Schwarz schwärmte von den Eindrücken, die er damals gesammelt habe und betonte, wie wichtige dies für die Entwicklung junge Menschen sei. Mit Wehmut und einer großen Portion Dankbarkeit nehme er Abschied vom deutsch-amerikanischen Club. Radeck habe den Verein in vorbildlicher Weise geleitet. Daher könne er gut verstehen, dass jeder mögliche Nachfolger kalte Füße beim Anblick der großen Fußstapfen bekomme.

Zum Abschied hatte Bürgermeister Jürgen van der Horst eine Reihe von Auszügen aus dem goldenen Buch der Stadt kopieren und zu einem Heft binden lassen. Die Einträge erinnern an die Begründung der Städtepartnerschaft mit Hermann am 26. Mai 1987 und manche andere markante Daten der Partnerschaft.

Das Abschlussfest für den deutsch-amerikanischen Club wurde vom Orchester der Christian-Rauch-Schule unter Leitung von Rainer W. Böttcher musikalisch gestaltet. Schließlich verdanken die CRS-Schüler dem Club so manches unvergessliche Erlebnis.

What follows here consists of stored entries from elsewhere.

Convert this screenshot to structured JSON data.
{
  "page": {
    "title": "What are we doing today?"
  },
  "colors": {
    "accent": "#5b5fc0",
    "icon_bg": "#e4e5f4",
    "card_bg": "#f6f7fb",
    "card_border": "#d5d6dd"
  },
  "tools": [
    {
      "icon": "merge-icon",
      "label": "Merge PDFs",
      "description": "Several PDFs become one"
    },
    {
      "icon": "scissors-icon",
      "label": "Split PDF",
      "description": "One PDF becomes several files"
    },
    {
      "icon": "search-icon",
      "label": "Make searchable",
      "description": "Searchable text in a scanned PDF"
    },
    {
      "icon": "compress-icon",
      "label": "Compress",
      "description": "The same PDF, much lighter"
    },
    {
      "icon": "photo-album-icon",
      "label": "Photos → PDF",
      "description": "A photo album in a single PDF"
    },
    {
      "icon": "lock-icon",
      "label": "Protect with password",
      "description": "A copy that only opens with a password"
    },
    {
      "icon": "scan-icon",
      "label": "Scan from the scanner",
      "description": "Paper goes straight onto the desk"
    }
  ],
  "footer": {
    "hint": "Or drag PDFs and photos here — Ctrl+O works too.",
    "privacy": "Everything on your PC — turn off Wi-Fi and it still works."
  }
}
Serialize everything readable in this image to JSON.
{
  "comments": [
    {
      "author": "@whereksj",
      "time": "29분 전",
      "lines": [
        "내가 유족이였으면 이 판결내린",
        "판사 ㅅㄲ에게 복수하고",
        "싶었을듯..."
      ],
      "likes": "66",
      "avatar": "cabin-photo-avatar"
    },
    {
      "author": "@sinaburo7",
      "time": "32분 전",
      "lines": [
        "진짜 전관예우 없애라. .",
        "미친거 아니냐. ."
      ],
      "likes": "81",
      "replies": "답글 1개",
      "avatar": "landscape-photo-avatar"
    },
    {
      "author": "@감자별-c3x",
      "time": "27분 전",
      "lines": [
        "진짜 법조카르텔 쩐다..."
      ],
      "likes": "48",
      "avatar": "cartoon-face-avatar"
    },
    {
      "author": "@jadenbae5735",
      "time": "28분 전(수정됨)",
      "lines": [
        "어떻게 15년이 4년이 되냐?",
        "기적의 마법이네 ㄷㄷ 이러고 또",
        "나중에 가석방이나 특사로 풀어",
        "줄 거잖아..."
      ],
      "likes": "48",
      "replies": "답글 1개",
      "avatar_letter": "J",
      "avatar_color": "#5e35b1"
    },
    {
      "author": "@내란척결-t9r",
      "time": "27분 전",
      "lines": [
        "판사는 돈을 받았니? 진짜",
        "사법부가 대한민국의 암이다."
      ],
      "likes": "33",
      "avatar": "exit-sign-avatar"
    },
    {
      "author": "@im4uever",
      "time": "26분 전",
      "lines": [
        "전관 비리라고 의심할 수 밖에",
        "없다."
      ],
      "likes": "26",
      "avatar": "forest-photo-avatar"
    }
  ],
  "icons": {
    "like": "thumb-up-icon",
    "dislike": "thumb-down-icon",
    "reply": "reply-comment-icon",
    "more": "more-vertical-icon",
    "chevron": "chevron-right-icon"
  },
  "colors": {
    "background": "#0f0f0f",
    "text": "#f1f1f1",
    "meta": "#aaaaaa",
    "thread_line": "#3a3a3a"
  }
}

Außerdem für die Feier durch den Auftritt von Hartmuth Schiller und Robert Krouhs aus Nieder-Waroldern bereichert. Die beiden haben den Silvester-Dauerbrenner „Dinner for One“ auf plattdeutsch umgeschrieben und in einen waldeckischen Bauernhof verlegt. Riesenapplaus für eine tolle Inszenierung!